KATA PENGANTAR
Rasa syukur yang dalam disampaikan ke
hadirat Tuhan Yang Maha Pemurah, karena
berkat kemurahanNya makalah ini dapat diselesaikan sesuai yang diharapkan. Dalam
makalah ini akan dibahas “Penganalisisan Novel angkatan Balai Pustaka dan
Pujangga Baru”.
Makalah ini dibuat dalam rangka
memperdalam pemahaman mengenai
pemanfaatan Sastra Bandingan dalam proses belajar mengajar dalam lembaga
pendidikan formal.
Dalam proses pendalaman materi
ini, tentunya saya mendapatkan bimbingan,
arahan, koreksi dan saran, untuk itu saya sampaikan terima kasih kepada semua pihak yang turut
membantu terselesaikannya makalah ini. “Tak ada gading yang tak retak”. Oleh
karena itu saya harap pembaca mau memberikan kritik ataupun saran agar nantinya
makalah ini dapat jauh lebih baik lagi. Demikian makalah ini saya buat semoga
bermanfaat.
Medan,
7 Desember 2011
Penulis
Suryani Hanum Sidabutar
PENDAHULUAN
- Latar Belakang
Sastra
Bandingan secara garis besar mempunyai dua hal yang menjadi kajian inti dari
sastra bandingan sebagai suatu displin ilmu. Pertama, persoalan mengenai konsep
dari sastra bandingan tersebut dan permasalahan yang kedua adalah apakah
perbandingan yang telah dilakukan itu hanya sebatas perbandingan yang sifatnya
tekstual?
Namun,
dalam proses penganalisisan suatu karya sastra untuk membandingakan dua
atau lebih karya sastra diperlukan penganalisisan persamaan antara kedua atau
lebih karya sastra. Berbeda halnya dengan penganalisisan perbedaan karya sastra
yang satu dan yang lain, hal itu disebut dengan pertentangan pada karya sastra.

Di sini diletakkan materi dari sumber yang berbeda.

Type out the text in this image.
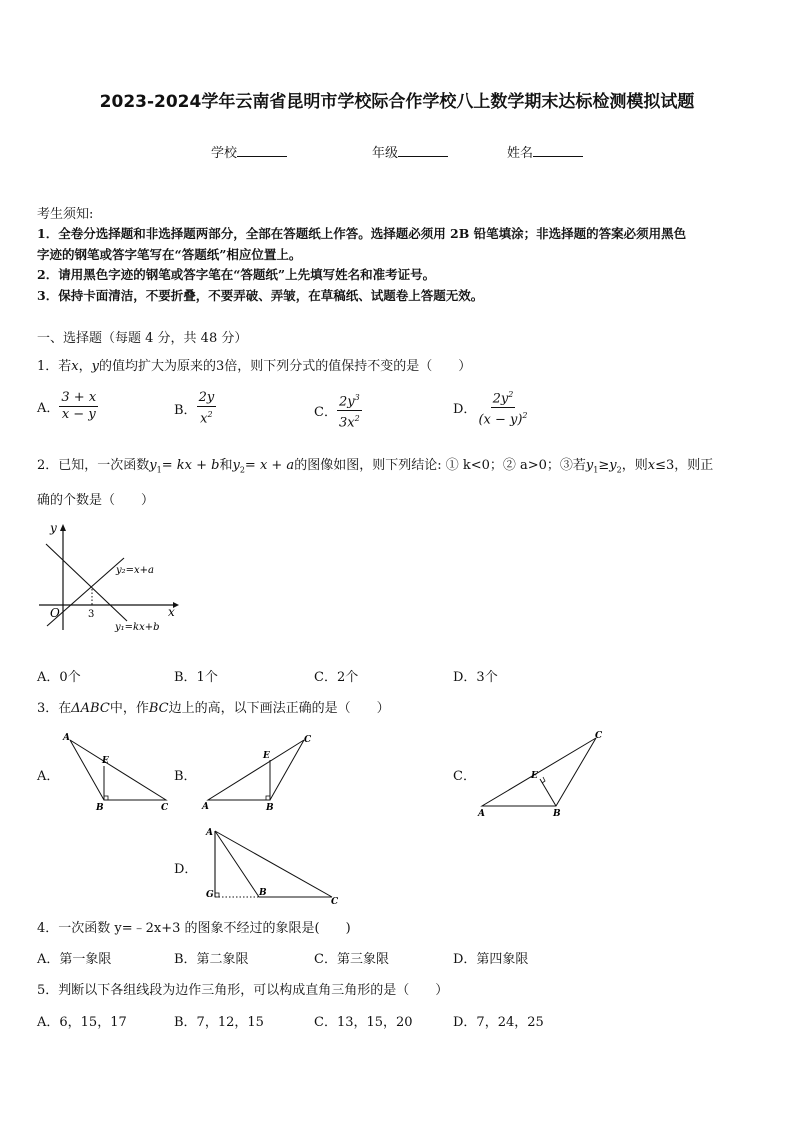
2023-2024学年云南省昆明市学校际合作学校八上数学期末达标检测模拟试题
学校	年级	姓名
考生须知:
1．全卷分选择题和非选择题两部分，全部在答题纸上作答。选择题必须用 2B 铅笔填涂；非选择题的答案必须用黑色
字迹的钢笔或答字笔写在“答题纸”相应位置上。
2．请用黑色字迹的钢笔或答字笔在“答题纸”上先填写姓名和准考证号。
3．保持卡面清洁，不要折叠，不要弄破、弄皱，在草稿纸、试题卷上答题无效。
一、选择题（每题 4 分，共 48 分）
1．若x，y的值均扩大为原来的3倍，则下列分式的值保持不变的是（　　）
A． $\frac{3 + x}{x - y}$	B． $\frac{2y}{x^2}$	C． $\frac{2y^3}{3x^2}$	D． $\frac{2y^2}{(x - y)^2}$
2．已知，一次函数$y_1=$ kx + b和$y_2= x + a$的图像如图，则下列结论: ① k<0；② a>0；③若$y_1\ge y_2$，则x≤3，则正
确的个数是（　　）
y
x
O	3
y₂=x+a
y₁=kx+b
A．0个	B．1个	C．2个	D．3个
3．在ΔABC中，作BC边上的高，以下画法正确的是（　　）
A．
A
E
B	C
B．
A
E
B
C
C．
A
E
B
C
D．
A
G	B
C
4．一次函数 y=﹣2x+3 的图象不经过的象限是(　　)
A．第一象限	B．第二象限	C．第三象限	D．第四象限
5．判断以下各组线段为边作三角形，可以构成直角三角形的是（　　）
A．6，15，17	B．7，12，15	C．13，15，20	D．7，24，25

Akan tetapi pada makalah ini penulis menggunakan kedua cara penganalisisan
karya sastra tersebut. Penulis akan menganalisis persamaan dan perbedaan antara
kedua karya sastra dengan cara membandingkan dan mempertentangkan karya sastra
tersebut.
Pada
makalah ini penulis menganalisis novel zaman Balai Pustaka dan Novel Pujangga
Baru. Penulis juga memilih penganalisisan pada Novel Balai Pustaka berjudul “
Azab dan Sengsara “ karya Merari Siregar sedangkan novel Pujangga Baru berjudul
“ Dian yang Tak Kunjung Padam “ karya Sutan Takdir Alisyahbana. Yang menjadi
penganalisisisan kedua novel tersebut adalah berdasarkan bentuk dan isi.
Berdasarkan bentuk yaitu bahasa, sedangkan berdasarkan isi yaitu tema.
- Rumusan Masalah
Adapun rumusan masalahnya adalah sebagai
berikut:
1.
Apakah ada persamaan
isi yaitu tema novel Balai Pustaka berjudul “Azab dan Sengsara” dengan novel
Pujangga Baru berjudul “Dian yang Tak Kunjung Padam?
2.
Bagaimanakah
pengungkapan bahasa pada kedua novel tersebut? Apakah terdapat kesamaan dalam
hal tersebut?
PEMBAHASAN
- Persamaan dan Perbedaan Novel Balai Pustaka ( Azab dan Sengsara ) dan Novel Pujangga Baru ( Dian yang Tak Kunjung Padam )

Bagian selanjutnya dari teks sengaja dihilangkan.